Lee Ovington of Valuation411 takes a crack at dissecting the Zillow valuation process. Also read the comment by David Gibbons of Zillow, where he sheds some additional light on the algorithms used.
Ovington writes, “Quite simply, the Zestimate relies on a calculated relationship of assessed value to sale price. Zillow merely takes selected transactions and calculates the relationship between the Assessed Values and the Sales Prices. It then applies that ratio to the subject’s assessed value (plus or minus some adjustments) and “whala”, you have Zestimate!”

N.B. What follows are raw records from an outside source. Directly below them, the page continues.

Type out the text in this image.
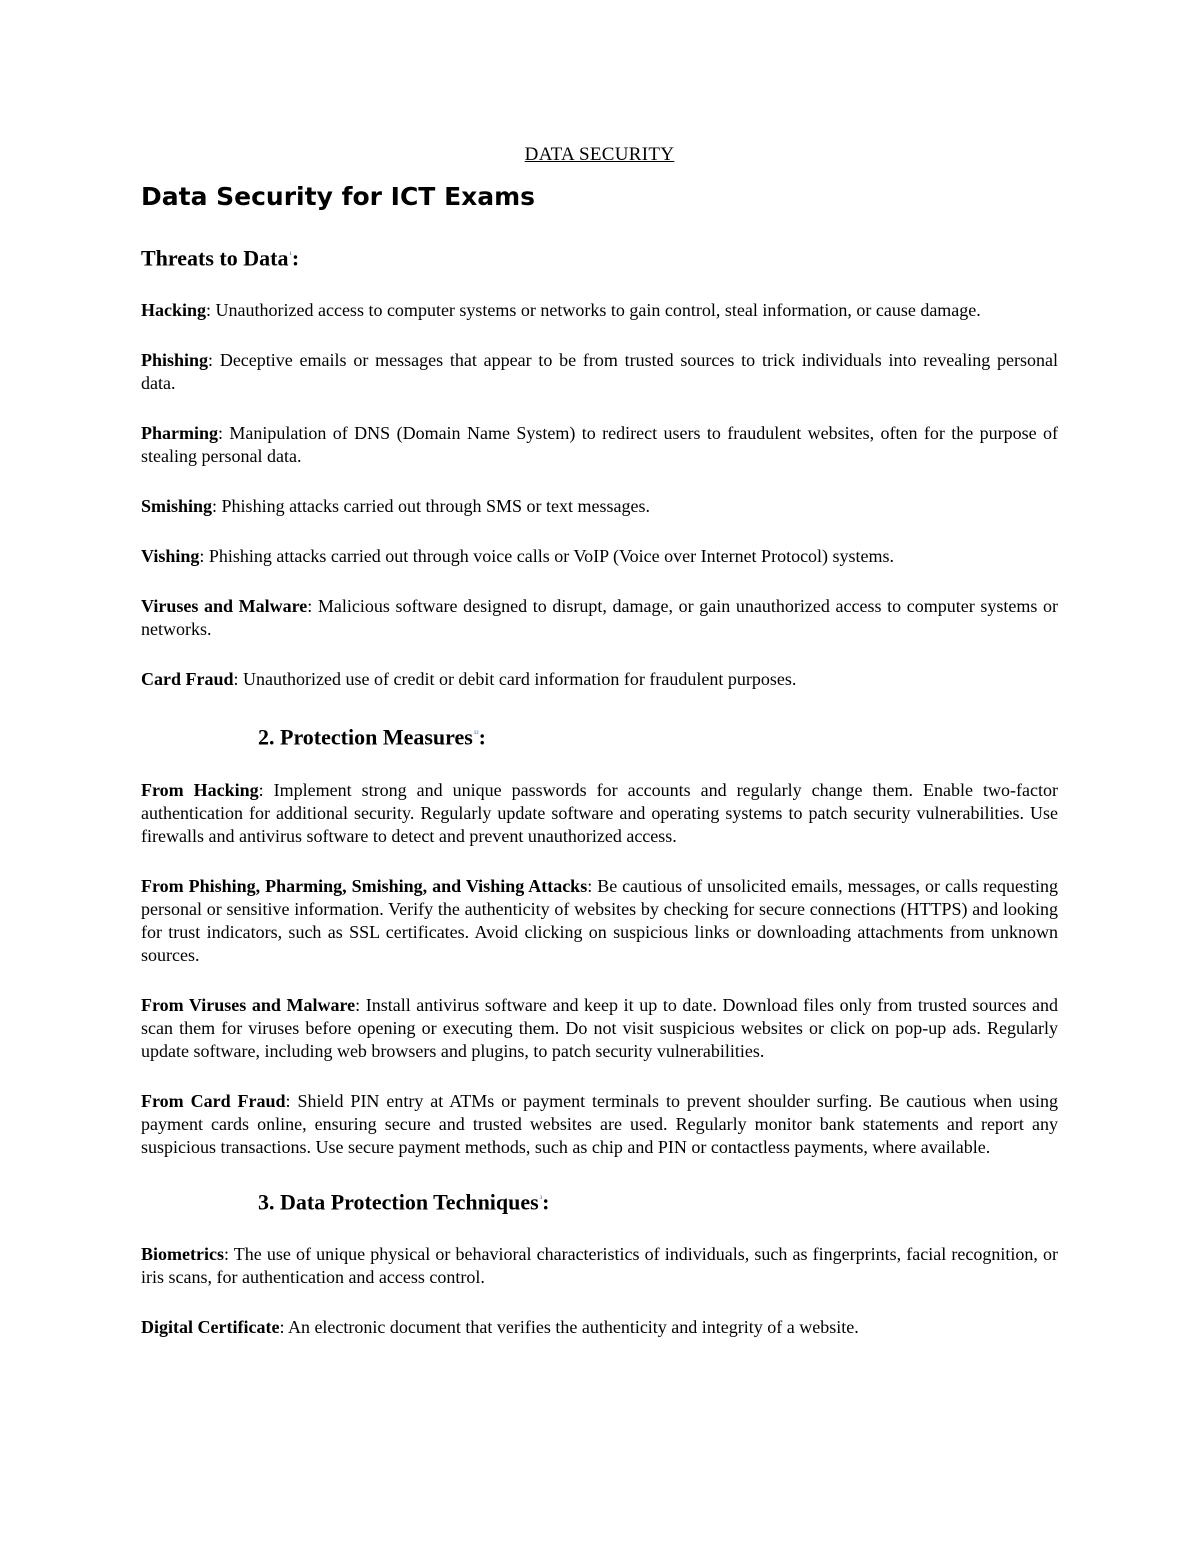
DATA SECURITY
Data Security for ICT Exams
Threats to Data$^{^1}$:

Hacking: Unauthorized access to computer systems or networks to gain control, steal information, or cause damage.

Phishing: Deceptive emails or messages that appear to be from trusted sources to trick individuals into revealing personal data.

Pharming: Manipulation of DNS (Domain Name System) to redirect users to fraudulent websites, often for the purpose of stealing personal data.

Smishing: Phishing attacks carried out through SMS or text messages.

Vishing: Phishing attacks carried out through voice calls or VoIP (Voice over Internet Protocol) systems.

Viruses and Malware: Malicious software designed to disrupt, damage, or gain unauthorized access to computer systems or networks.

Card Fraud: Unauthorized use of credit or debit card information for fraudulent purposes.

2. Protection Measures$^{^{12}}$:

From Hacking: Implement strong and unique passwords for accounts and regularly change them. Enable two-factor authentication for additional security. Regularly update software and operating systems to patch security vulnerabilities. Use firewalls and antivirus software to detect and prevent unauthorized access.

From Phishing, Pharming, Smishing, and Vishing Attacks: Be cautious of unsolicited emails, messages, or calls requesting personal or sensitive information. Verify the authenticity of websites by checking for secure connections (HTTPS) and looking for trust indicators, such as SSL certificates. Avoid clicking on suspicious links or downloading attachments from unknown sources.

From Viruses and Malware: Install antivirus software and keep it up to date. Download files only from trusted sources and scan them for viruses before opening or executing them. Do not visit suspicious websites or click on pop-up ads. Regularly update software, including web browsers and plugins, to patch security vulnerabilities.

From Card Fraud: Shield PIN entry at ATMs or payment terminals to prevent shoulder surfing. Be cautious when using payment cards online, ensuring secure and trusted websites are used. Regularly monitor bank statements and report any suspicious transactions. Use secure payment methods, such as chip and PIN or contactless payments, where available.

3. Data Protection Techniques$^{^3}$:

Biometrics: The use of unique physical or behavioral characteristics of individuals, such as fingerprints, facial recognition, or iris scans, for authentication and access control.

Digital Certificate: An electronic document that verifies the authenticity and integrity of a website.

Gibbons explains, “… the reason you measure a strong correlation between tax assessed values and Zestimates is not because our algorithm is simplistic but because the data we have is incomplete in your area… we’re missing the other information we typically get from the assessor, like sq. ft. and # of beds and baths. In cases like this, no other data is considered in the Zestimate – not becasue the algorithm is flawed – but because we don’t yet have the info.”
He continues, “When we do have more information, we use it. The last time I saw a correlation coefficient for all of our data fields, the most correlated field was actually “finished sq. ft.”. Our algorithm mashes up multiple valuation approaches. This allows us to both produce fairly accurate Zestimates with little data but also to significantly tighten up Zestimates when there is more data to be considered.”
One of the interesting parts of the post is where he talks about defending his appraisal to a homeowner who wants to believe the value they found on Zillow and why the appraisal would/could come in lower.
This is something that is starting to happen, and will happen more and more as the public becomes more aware of Zillow and as Zillow improves their valuation processes.